Oggi voglio partire dalla preistoria, e dalla psicologia evoluzionista, che ha mostrato come già per i nostri avi le brutte notizie fossero più importanti di quelle buone.
Questo fenomeno si lega al nostro istinto di sopravvivenza: mentre la conoscenza di un fatto positivo poteva non influire in alcun modo sulle loro vite, l’ignoranza rispetto a un fatto drammatico poteva invece compromettere la sopravvivenza.

Riportandoci al contesto economico attuale e prendendo come metro di paragone le organizzazioni complesse, è evidente come qualsiasi notizia negativa o situazione di crisi possa influire sulla vita e le percezioni degli stakeholder. Le persone che risentono maggiormente di queste notizie però sono i dipendenti stessi, poiché ne va della loro stessa reputazione e quindi della loro “adesione” al progetto imprenditoriale di cui fanno parte.

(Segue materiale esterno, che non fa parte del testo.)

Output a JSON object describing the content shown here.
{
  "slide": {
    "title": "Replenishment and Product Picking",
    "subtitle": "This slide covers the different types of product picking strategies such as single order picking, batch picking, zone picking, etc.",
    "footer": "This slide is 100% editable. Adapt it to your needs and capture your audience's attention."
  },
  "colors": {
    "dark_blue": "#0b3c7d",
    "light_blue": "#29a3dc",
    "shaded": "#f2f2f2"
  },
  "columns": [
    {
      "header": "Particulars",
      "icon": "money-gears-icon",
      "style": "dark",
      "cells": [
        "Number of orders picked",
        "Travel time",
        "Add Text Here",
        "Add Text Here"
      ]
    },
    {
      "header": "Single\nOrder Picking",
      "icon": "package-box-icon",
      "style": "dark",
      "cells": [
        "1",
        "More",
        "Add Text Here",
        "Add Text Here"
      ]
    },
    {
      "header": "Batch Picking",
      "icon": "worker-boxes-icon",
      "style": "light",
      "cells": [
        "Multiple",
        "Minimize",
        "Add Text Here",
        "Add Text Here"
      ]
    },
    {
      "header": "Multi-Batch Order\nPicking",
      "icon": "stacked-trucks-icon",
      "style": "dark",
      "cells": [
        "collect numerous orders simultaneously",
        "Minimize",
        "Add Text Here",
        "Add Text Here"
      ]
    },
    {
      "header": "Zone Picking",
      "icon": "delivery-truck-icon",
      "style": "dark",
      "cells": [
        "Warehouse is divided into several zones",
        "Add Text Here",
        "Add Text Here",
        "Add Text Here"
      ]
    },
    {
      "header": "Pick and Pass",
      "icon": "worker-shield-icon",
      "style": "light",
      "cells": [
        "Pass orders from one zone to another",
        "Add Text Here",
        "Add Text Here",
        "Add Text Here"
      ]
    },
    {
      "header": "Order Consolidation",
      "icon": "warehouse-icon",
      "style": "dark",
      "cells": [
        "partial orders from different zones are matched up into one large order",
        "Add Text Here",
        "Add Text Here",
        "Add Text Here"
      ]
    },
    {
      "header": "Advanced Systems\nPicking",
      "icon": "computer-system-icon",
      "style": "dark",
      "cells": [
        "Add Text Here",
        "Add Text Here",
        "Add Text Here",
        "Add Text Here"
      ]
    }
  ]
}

Cruciale la comunicazione con i dipendenti. In questi casi la fonte attraverso cui vengono a conoscenza delle notizie negative è cruciale. Scoprirla dall’esterno, attraverso i media, determina un alto livello di choc e di frustrazione, che va a intaccare il livello di fiducia verso il proprio employer. In poche parole, il capo sapeva ma ha nascosto al suo stesso staff la notizia, senza sentire il bisogno di informarlo.

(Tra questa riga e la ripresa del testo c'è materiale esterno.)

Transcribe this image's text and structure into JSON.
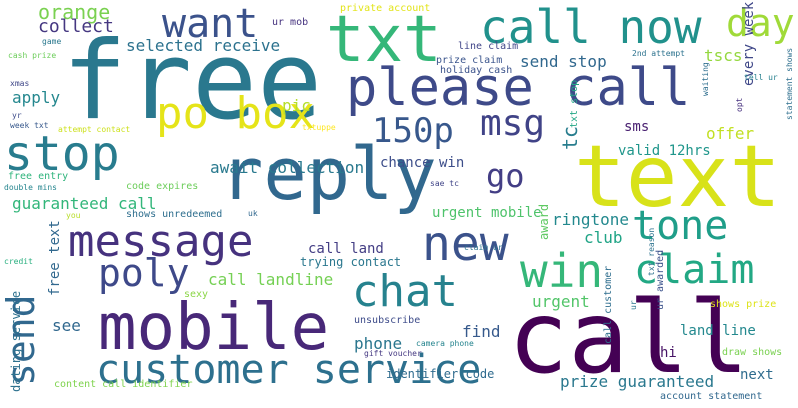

Una serie di ricerche empiriche mostrano come, nonostante il principio internal before external communication, la maggior parte dei dipendenti scopra le notizie relative a una crisi dai media generalisti.

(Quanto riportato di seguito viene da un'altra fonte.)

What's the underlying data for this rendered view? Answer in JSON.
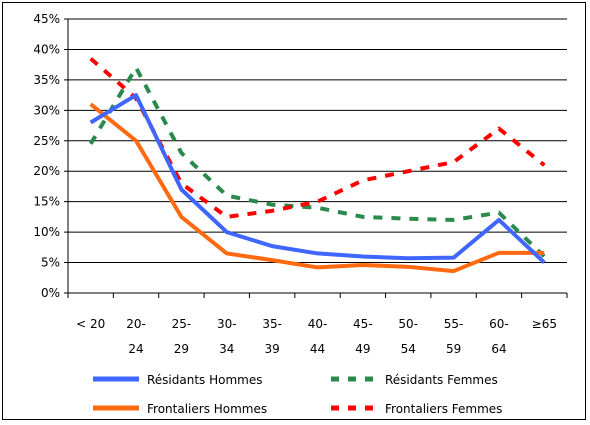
{
  "chart_data": {
    "type": "line",
    "title": "",
    "xlabel": "",
    "ylabel": "",
    "ylim": [
      0,
      45
    ],
    "yticks": [
      0,
      5,
      10,
      15,
      20,
      25,
      30,
      35,
      40,
      45
    ],
    "ytick_labels": [
      "0%",
      "5%",
      "10%",
      "15%",
      "20%",
      "25%",
      "30%",
      "35%",
      "40%",
      "45%"
    ],
    "grid": true,
    "legend_position": "bottom",
    "categories": [
      {
        "line1": "< 20",
        "line2": ""
      },
      {
        "line1": "20-",
        "line2": "24"
      },
      {
        "line1": "25-",
        "line2": "29"
      },
      {
        "line1": "30-",
        "line2": "34"
      },
      {
        "line1": "35-",
        "line2": "39"
      },
      {
        "line1": "40-",
        "line2": "44"
      },
      {
        "line1": "45-",
        "line2": "49"
      },
      {
        "line1": "50-",
        "line2": "54"
      },
      {
        "line1": "55-",
        "line2": "59"
      },
      {
        "line1": "60-",
        "line2": "64"
      },
      {
        "line1": "≥65",
        "line2": ""
      }
    ],
    "series": [
      {
        "name": "Résidants Hommes",
        "color": "#3f66ff",
        "style": "solid",
        "values": [
          28,
          32.5,
          17,
          10,
          7.7,
          6.5,
          6,
          5.7,
          5.8,
          12,
          5
        ]
      },
      {
        "name": "Résidants Femmes",
        "color": "#2a8a4e",
        "style": "dashed",
        "values": [
          24.5,
          37,
          23,
          16,
          14.5,
          14,
          12.5,
          12.2,
          12,
          13.2,
          6
        ]
      },
      {
        "name": "Frontaliers Hommes",
        "color": "#ff6a10",
        "style": "solid",
        "values": [
          31,
          25,
          12.5,
          6.5,
          5.4,
          4.2,
          4.6,
          4.3,
          3.6,
          6.6,
          6.6
        ]
      },
      {
        "name": "Frontaliers Femmes",
        "color": "#ff0000",
        "style": "dashed",
        "values": [
          38.5,
          32,
          18,
          12.5,
          13.5,
          15,
          18.5,
          20,
          21.5,
          27,
          21
        ]
      }
    ]
  }
}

Nel corso di una indagine su 496 dipendenti all’interno di un’azienda tedesca, condotta dalla rivista Comunication Director, è emerso che 300 di loro hanno scoperto le notizie negative attraverso i mezzi di comunicazione, il 50% dei quali come prima fonte di informazione. Meno di uno su cinque sono stati invece informati attraverso la comunicazione interna.